If the primary business model is dead, the obvious pivot is services — support, consulting, maintenance, hosting. Companies pay for these. Red Hat built a billion-dollar business on them.

But services around open source are structurally different from services around proprietary software. When the code is public, anyone can learn it. Anyone can offer competing services. A consultancy in a lower-cost market can read the same source, build the same expertise, and undercut your prices. You have no exclusive right to your own expertise, because the thing your expertise is built on is public.

The result is commodity economics. Multiple suppliers, low switching costs, price competition, temporary differentiation. The race to the bottom is not a risk — it is the default trajectory.

Companies know this. Every serious open source business model is an attempt to reintroduce artificial scarcity into a system designed to eliminate it — through trademarks, restrictive licences, open core models, certification ecosystems, strategic weaponisation, or dependency economics. Red Hat isn't an exception to the race.
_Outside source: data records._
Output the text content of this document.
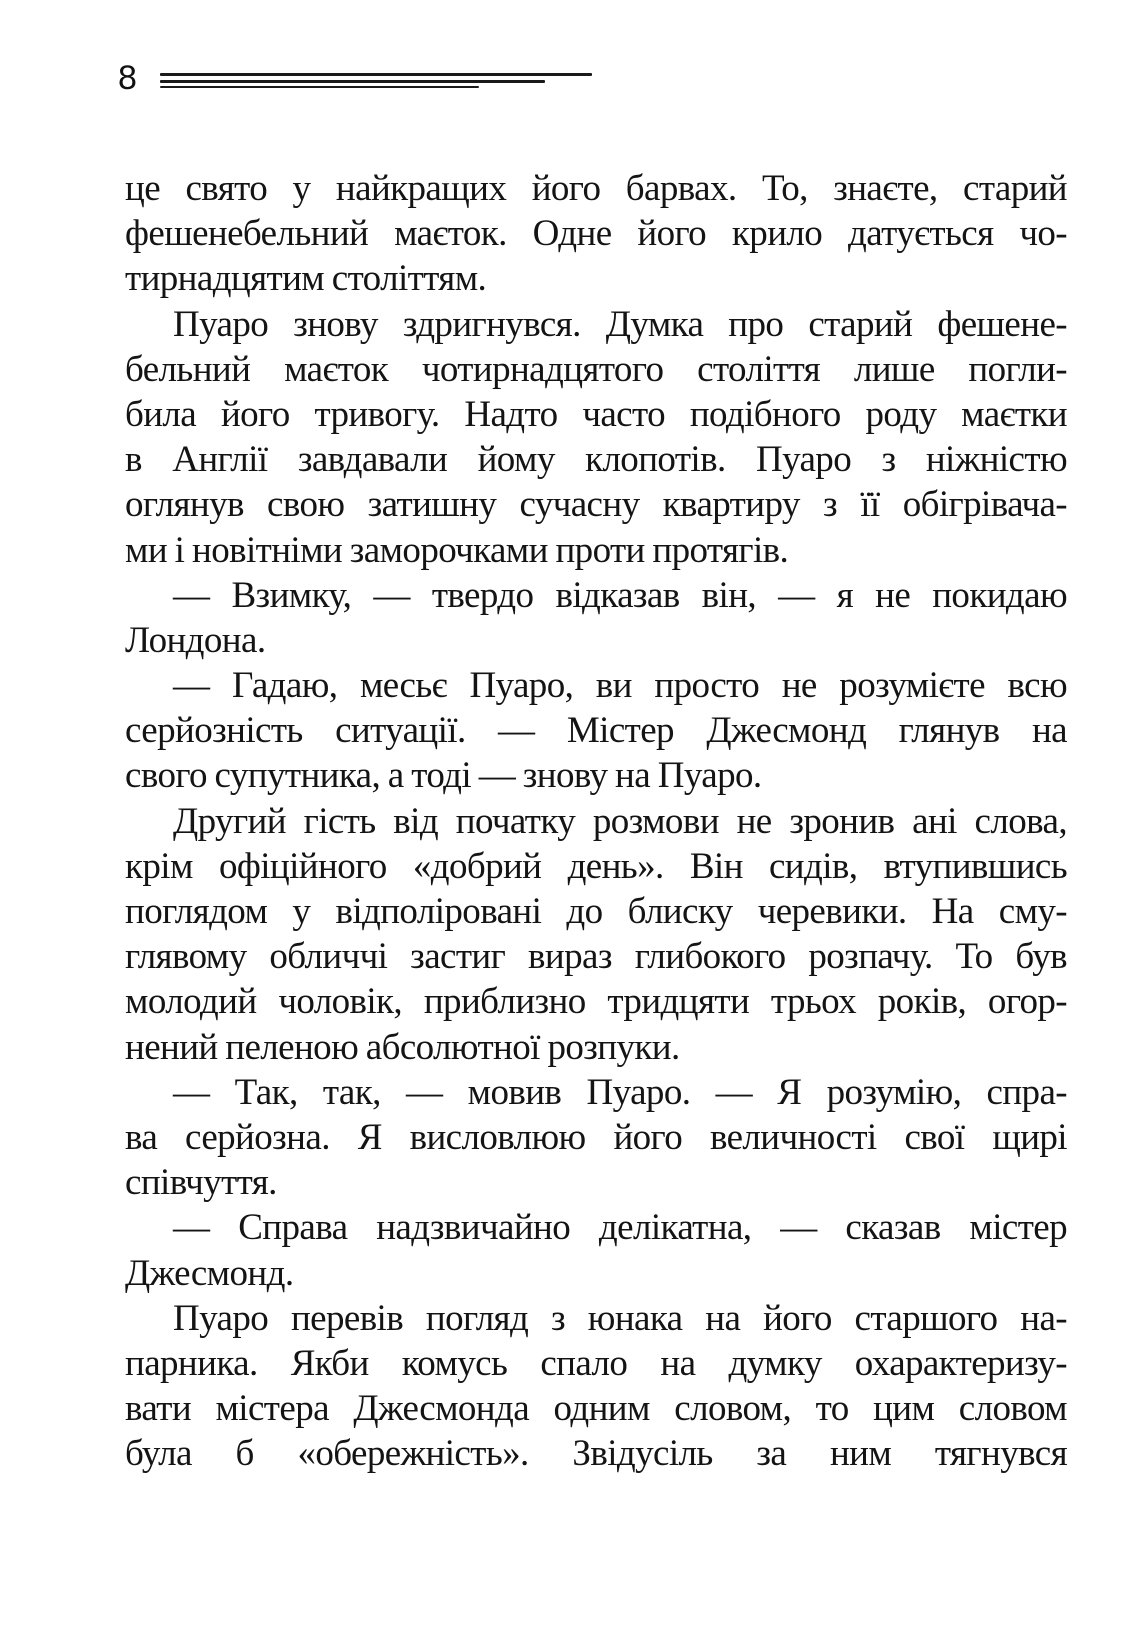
8
це свято у найкращих його барвах. То, знаєте, старий
фешенебельний маєток. Одне його крило датується чо-
тирнадцятим століттям.
Пуаро знову здригнувся. Думка про старий фешене-
бельний маєток чотирнадцятого століття лише погли-
била його тривогу. Надто часто подібного роду маєтки
в Англії завдавали йому клопотів. Пуаро з ніжністю
оглянув свою затишну сучасну квартиру з її обігрівача-
ми і новітніми заморочками проти протягів.
— Взимку, — твердо відказав він, — я не покидаю
Лондона.
— Гадаю, месьє Пуаро, ви просто не розумієте всю
серйозність ситуації. — Містер Джесмонд глянув на
свого супутника, а тоді — знову на Пуаро.
Другий гість від початку розмови не зронив ані слова,
крім офіційного «добрий день». Він сидів, втупившись
поглядом у відполіровані до блиску черевики. На сму-
глявому обличчі застиг вираз глибокого розпачу. То був
молодий чоловік, приблизно тридцяти трьох років, огор-
нений пеленою абсолютної розпуки.
— Так, так, — мовив Пуаро. — Я розумію, спра-
ва серйозна. Я висловлюю його величності свої щирі
співчуття.
— Справа надзвичайно делікатна, — сказав містер
Джесмонд.
Пуаро перевів погляд з юнака на його старшого на-
парника. Якби комусь спало на думку охарактеризу-
вати містера Джесмонда одним словом, то цим словом
була б «обережність». Звідусіль за ним тягнувся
It's the most sophisticated example of fighting it.

The full catalogue of these defences — and why most of them work by keeping something not open — is in The Killed Business Model.

The sustainability question {#sustainability-question}

Individual open source projects are, for the most part, not sustainable on their own. The xz utils backdoor in 2024 showed what happens when critical infrastructure depends on a single overworked maintainer who can be socially engineered. Nadia Eghbal's work documented how digital infrastructure is chronically underfunded relative to its importance.

The usual counterargument is Linux — but the Linux phenomenon required conditions so specific (procurement bypass, GPL copyleft, scope that prevents forking, a singular governance model) that it tells you very little about whether your project can be sustainable.

And yet people keep trying. New projects launch every day. Contributors show up. Code gets written.

Why that happens — and whether it can continue — is what I want to explore in this project.